PIVOT is a SQL operator that is used after the FROM clause.

```
    FROM "example-pivot-unpivot" 
    
    PIVOT ( SUM(added) as added, 
            SUM(deleted) as deleted 
            
            FOR "isRobot" IN ('true' as robot, 'false' as human)
          )
```
- It lists a set of aggregations to calculate: `SUM(added) as added, SUM(deleted) as deleted`
- The FOR clause indicated the pivot column: `"isRobot"`
- The IN clause lists the pivot values of the column and what to call them: `IN ('true' as robot, 'false' as human)`

The resulting columns from this operation are a combination in the form \<pivot_value_name\>__\<aggregation_name\>. So in this case the result pivot columns will be:
```
"robot_added"
"human_added"
"robot_deleted"
"human_deleted"
```
which can now form part of the SELECT clause in the query.


The following query uses the results of the pivot to then aggregate totals for the pivot columns by channel.

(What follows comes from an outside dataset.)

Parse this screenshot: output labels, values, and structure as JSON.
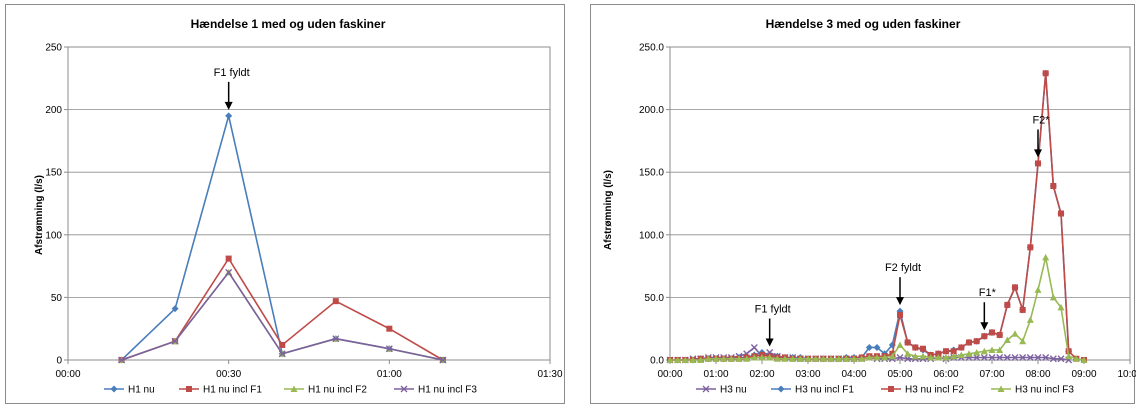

The aggregations being calculated could be NULL in the case where "isRobot"='true' (or 'false') does not exist for a given channel. The query calculates a ratio of human to total changes for each channel and the result is sorted on this ratio such that the channels with the highest proportion of robot updates are listed first. So in order to calculate this metric even in presence of NULLs the query uses COALESCE on all the pivoted metrics.

The result is much cleaner than the prior query and it is easy to determine which channels have the most robotic activity.

In [None]:
sql='''
SELECT "channel", 
        SUM("robot_added")       AS "added_robot", 
        SUM("robot_deleted")     AS "deleted_robot", 
        SUM("human_added")       AS "added_human",
        SUM("human_deleted")     AS "deleted_human", 
        
        SAFE_DIVIDE( SUM("human_deleted" + "human_added") * 1.0 , 
                     SUM( "robot_deleted" + "robot_added" + "human_deleted" + "human_added" )
                     
                    )            AS "human_ratio"
                    
FROM
(
    SELECT
      "channel", 
       COALESCE("robot_added",0) AS "robot_added", 
       COALESCE("human_added",0) AS "human_added", 
       COALESCE("robot_deleted",0) AS "robot_deleted", 
       COALESCE("human_deleted",0) AS "human_deleted"
    FROM "example-pivot-unpivot" 
    
    PIVOT ( SUM(added) as added, 
            SUM(deleted) as deleted 
            
            FOR "isRobot" IN ('true' as robot, 'false' as human)
          )
)x
GROUP BY 1
ORDER BY 6
'''
display_client.sql(sql)

## UNPIVOT example
Given the prior query we can now investigate the sources of the updates in the most robotically updated pages.
```
  UNPIVOT ( "changes"  FOR "action" IN ("added", "deleted") )
```
This example uses UNPIVOT to:
- take the values of multiple columns: `"added","deleted"`
- incorporate them into a single column called the "values column": `"changes"`
- while expanding the result with a "names column" containing the names of the pivoted columns: `"action"`

The columns names become row values.

In this example we examine the most active user as measured by total adding or deleting of text in the wikipedia pages in the channel `'#it.wikipedia'` which had a ratio of about 0.50 (half robots):

In [None]:
sql='''
SELECT "user",
       "action",
       SUM("changes") "total_changes"
FROM "example-pivot-unpivot"

UNPIVOT ( "changes"  FOR "action" IN ("added", "deleted") )

WHERE "channel"='#it.wikipedia' AND "isRobot"='true'
GROUP BY 1,2
ORDER BY 3 DESC 
'''
display_client.sql(sql)

## Clean up

Run the following cell to remove everything used in this notebook from the database and data generation engine.

In [None]:
druid.datasources.drop("example-pivot-unpivot")


## Summary

You learned about how to use the new experimental functions PIVOT and UNPIVOT.